Dans une solide défense de l’approche fiscale du gouvernement libéral, le ministre des Finances François-Philippe Champagne a repoussé les critiques croissantes concernant le budget fédéral canadien 2024, insistant sur le fait que les investissements stratégiques—et non les mesures d’austérité—stimuleront la croissance économique dans un contexte mondial difficile.
“Lorsque nous examinons les choix qui s’offrent à nous, nous devons considérer les investissements dans la productivité, le logement et les soins de santé comme des catalyseurs de la prospérité économique,” a déclaré Champagne aux journalistes lors d’une conférence de presse à Ottawa hier. “Il ne s’agit pas de dépenses inconsidérées, mais d’investissements ciblés qui renforcent notre fondation économique.”
Les commentaires du ministre surviennent alors que le déficit budgétaire du Canada devrait atteindre 39,8 milliards de dollars pour l’exercice 2024-2025, légèrement supérieur aux prévisions antérieures, mais toujours sur une trajectoire descendante par rapport aux dépenses de l’ère pandémique. Le plan fiscal a suscité des critiques de la part des partis d’opposition et de certains analystes économiques qui soutiennent que les niveaux de dépenses pourraient alimenter l’inflation et retarder le retour à des budgets équilibrés.
Champagne a toutefois souligné que l’approche du gouvernement reflète un équilibre délicat entre la responsabilité fiscale et les investissements nécessaires. “Face aux pénuries de logements, aux tensions dans les soins de santé et aux défis de productivité, réduire les investissements stratégiques nuirait en réalité à nos perspectives économiques,” a-t-il affirmé.

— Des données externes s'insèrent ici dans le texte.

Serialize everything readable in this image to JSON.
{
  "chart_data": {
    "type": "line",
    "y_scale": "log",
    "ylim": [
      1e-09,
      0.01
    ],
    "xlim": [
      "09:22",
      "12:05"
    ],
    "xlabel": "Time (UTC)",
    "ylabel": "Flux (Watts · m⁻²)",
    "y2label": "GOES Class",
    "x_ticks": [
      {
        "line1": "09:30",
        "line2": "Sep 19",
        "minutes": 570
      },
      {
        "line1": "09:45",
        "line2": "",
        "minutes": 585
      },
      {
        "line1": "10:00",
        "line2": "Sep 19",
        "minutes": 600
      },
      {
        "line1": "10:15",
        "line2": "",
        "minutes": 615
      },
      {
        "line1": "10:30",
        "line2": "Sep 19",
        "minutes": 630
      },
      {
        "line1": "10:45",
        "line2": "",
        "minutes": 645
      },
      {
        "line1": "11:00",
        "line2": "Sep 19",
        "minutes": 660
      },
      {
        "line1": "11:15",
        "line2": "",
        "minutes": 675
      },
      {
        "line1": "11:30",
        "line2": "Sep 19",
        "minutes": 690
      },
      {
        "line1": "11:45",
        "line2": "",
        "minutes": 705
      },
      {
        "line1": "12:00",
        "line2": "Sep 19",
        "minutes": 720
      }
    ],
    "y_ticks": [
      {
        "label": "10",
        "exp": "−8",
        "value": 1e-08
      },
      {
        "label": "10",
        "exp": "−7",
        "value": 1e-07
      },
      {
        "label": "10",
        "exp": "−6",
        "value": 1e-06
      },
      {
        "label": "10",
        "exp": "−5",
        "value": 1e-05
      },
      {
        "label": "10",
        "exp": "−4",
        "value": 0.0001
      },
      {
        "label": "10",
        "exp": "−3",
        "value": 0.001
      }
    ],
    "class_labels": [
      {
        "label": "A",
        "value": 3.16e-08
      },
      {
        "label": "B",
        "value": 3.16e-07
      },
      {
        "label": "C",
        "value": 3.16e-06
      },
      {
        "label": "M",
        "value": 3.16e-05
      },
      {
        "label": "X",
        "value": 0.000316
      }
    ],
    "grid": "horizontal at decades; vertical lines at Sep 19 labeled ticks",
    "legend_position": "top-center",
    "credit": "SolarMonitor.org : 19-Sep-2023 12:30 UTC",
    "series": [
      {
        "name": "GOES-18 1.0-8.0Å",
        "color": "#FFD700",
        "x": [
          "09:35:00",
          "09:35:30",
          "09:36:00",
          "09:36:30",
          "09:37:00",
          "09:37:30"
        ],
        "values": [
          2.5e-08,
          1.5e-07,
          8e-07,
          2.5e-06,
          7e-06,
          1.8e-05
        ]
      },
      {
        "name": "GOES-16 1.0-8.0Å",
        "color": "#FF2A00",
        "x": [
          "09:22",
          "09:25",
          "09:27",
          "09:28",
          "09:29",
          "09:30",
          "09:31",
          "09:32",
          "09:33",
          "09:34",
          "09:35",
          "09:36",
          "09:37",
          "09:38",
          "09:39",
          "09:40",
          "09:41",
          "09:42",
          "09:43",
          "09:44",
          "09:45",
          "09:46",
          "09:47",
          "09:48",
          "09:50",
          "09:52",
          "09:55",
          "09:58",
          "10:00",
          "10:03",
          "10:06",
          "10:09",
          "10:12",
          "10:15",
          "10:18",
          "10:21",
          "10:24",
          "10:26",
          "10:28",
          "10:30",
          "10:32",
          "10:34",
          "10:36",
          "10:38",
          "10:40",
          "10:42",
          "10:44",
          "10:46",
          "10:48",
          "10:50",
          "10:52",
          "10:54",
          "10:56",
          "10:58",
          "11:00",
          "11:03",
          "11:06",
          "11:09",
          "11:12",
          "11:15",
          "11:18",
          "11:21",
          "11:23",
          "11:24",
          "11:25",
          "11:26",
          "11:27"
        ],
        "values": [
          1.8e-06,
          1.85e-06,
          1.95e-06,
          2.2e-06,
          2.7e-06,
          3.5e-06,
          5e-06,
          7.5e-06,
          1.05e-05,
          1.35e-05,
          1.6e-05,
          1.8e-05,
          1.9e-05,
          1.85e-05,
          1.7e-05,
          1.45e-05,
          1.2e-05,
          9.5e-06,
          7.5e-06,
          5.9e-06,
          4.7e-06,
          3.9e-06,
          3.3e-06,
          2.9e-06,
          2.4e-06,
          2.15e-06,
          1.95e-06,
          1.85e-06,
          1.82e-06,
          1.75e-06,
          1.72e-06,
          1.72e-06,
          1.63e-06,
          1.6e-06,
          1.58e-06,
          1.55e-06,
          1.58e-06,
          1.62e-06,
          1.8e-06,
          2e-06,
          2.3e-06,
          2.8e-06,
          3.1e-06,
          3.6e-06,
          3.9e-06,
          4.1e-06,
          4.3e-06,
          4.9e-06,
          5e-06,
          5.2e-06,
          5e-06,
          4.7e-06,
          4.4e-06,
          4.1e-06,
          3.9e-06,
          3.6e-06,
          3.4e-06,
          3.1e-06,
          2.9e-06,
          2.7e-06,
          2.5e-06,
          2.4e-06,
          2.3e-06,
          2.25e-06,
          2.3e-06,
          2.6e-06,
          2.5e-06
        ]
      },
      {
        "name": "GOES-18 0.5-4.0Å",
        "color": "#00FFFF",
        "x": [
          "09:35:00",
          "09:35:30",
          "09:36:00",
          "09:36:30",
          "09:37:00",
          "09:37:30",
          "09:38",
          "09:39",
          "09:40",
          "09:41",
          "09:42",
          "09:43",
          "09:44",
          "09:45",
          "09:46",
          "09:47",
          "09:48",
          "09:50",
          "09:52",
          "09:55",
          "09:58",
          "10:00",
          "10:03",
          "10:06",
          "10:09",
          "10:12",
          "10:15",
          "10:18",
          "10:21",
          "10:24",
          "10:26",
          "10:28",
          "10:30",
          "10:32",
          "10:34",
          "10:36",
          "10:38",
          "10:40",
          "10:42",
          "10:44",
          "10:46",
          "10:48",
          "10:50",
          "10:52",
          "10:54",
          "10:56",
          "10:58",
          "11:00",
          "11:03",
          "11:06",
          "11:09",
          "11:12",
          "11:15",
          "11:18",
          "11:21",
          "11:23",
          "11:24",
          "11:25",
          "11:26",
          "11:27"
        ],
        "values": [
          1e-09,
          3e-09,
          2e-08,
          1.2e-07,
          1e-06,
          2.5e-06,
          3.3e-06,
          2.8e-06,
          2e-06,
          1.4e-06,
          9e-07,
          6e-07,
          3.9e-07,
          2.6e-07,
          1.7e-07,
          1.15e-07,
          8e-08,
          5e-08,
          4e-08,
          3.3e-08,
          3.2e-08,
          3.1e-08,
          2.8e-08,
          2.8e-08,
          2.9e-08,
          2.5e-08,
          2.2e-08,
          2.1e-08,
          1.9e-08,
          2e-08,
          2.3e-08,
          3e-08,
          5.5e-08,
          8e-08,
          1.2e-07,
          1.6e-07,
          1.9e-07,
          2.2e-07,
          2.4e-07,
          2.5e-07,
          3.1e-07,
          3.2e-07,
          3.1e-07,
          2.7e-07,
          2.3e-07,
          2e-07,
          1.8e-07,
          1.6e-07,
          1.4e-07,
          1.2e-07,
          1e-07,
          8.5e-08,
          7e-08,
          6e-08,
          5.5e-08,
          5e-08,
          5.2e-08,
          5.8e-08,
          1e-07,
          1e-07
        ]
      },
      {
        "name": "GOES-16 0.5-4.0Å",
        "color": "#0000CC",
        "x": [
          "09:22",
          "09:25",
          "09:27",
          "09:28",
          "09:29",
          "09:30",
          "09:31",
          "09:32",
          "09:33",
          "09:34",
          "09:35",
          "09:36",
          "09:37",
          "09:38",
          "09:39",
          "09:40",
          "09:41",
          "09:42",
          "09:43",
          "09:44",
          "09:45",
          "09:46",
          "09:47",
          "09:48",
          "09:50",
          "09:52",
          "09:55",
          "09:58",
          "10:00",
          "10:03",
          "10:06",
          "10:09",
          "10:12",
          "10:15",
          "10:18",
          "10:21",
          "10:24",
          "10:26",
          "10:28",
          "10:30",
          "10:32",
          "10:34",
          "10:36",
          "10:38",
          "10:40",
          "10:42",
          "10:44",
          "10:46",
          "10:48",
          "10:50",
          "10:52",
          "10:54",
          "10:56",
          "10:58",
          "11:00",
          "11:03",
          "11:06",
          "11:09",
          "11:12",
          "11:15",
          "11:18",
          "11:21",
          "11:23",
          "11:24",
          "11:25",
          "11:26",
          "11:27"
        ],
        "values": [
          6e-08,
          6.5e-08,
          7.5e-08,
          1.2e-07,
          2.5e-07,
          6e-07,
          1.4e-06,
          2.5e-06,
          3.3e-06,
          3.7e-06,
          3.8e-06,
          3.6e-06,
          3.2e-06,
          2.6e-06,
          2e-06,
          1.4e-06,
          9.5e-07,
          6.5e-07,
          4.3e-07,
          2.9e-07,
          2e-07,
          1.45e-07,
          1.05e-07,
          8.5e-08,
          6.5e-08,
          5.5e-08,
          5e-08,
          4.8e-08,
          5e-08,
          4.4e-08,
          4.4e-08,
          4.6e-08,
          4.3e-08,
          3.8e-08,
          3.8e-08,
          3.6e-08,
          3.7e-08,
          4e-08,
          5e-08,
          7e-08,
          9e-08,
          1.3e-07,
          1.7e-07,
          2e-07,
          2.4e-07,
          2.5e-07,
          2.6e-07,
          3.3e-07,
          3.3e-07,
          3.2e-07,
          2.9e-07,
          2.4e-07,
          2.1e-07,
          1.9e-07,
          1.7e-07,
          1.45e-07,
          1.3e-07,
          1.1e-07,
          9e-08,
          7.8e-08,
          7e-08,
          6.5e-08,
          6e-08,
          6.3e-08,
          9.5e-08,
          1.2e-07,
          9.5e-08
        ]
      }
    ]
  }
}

Le ministre des Finances a mis en avant plusieurs initiatives clés du budget, notamment un fonds d’accélération du logement de 19 milliards de dollars, des crédits d’impôt améliorés pour la fabrication, et des transferts accrus en matière de santé aux provinces—des mesures qu’il a décrites comme des “multiplicateurs économiques” plutôt que de simples dépenses.
Les données économiques semblent partiellement appuyer la position de Champagne. Le taux de chômage du Canada est resté relativement stable à 6,1%, tandis que l’inflation s’est modérée à 2,9% ces derniers mois. Cependant, la croissance du PIB a ralenti à 1,1% par an, reflétant des vents économiques contraires plus larges.
“Nous faisons ces investissements parce qu’ils s’attaquent à des problèmes structurels de notre économie,” a ajouté Champagne. “La pénurie de logements limite la croissance et la mobilité. Les défis en matière de soins de santé affectent la participation au marché du travail. Ce ne sont pas des luxes optionnels—ce sont des nécessités économiques.”
Le gouverneur de la Banque du Canada, Tiff Macklem, sans commenter directement le budget, a noté dans une déclaration séparée que “la coordination des politiques fiscales et monétaires demeure importante” alors que l’économie navigue dans la reprise post-pandémique. La banque centrale a maintenu son taux directeur à 5% après une série de hausses agressives pour combattre l’inflation.
Le critique financier conservateur Jasraj Singh Hallan a critiqué cette approche, déclarant: “Ce gouvernement continue de croire qu’il peut dépenser pour sortir de l’inflation et de la stagnation économique, mais les Canadiens en paient le prix par des coûts et des taux d’intérêt plus élevés.”
Le directeur parlementaire du budget, Yves Giroux, a exprimé des préoccupations quant à la viabilité des niveaux de dépenses actuels, notant que sans augmentations significatives des revenus ou réductions des dépenses, les déficits pourraient persister bien au-delà de la prochaine décennie.
Malgré ces critiques, Champagne a défendu la décision du gouvernement de maintenir un objectif de ratio dette/PIB plutôt qu’un calendrier d’équilibre budgétaire. “Notre ratio dette/PIB devrait rester inférieur à 43% et suivre une tendance à la baisse—le plus bas parmi les nations du G7. Cela nous donne la capacité fiscale nécessaire pour réaliser les investissements nécessaires tout en maintenant la confiance dans nos finances publiques.”
Le ministre des Finances a également souligné les comparaisons internationales, notant que l’approche du Canada s’aligne sur les recommandations d’organisations comme le FMI et l’OCDE, qui ont préconisé des investissements ciblés dans la productivité et l’innovation plutôt que des mesures d’austérité qui pourraient entraver la reprise.
Alors que le Parlement débat du projet de loi d’exécution du budget dans les semaines à venir, la question demeure: l’approche canadienne axée sur l’investissement peut-elle générer la croissance économique nécessaire pour justifier les niveaux de dépenses actuels, ou les pressions fiscales finiront-elles par imposer des choix plus difficiles? La réponse pourrait façonner non seulement la trajectoire économique du Canada, mais aussi son paysage politique à l’approche des prochaines élections fédérales.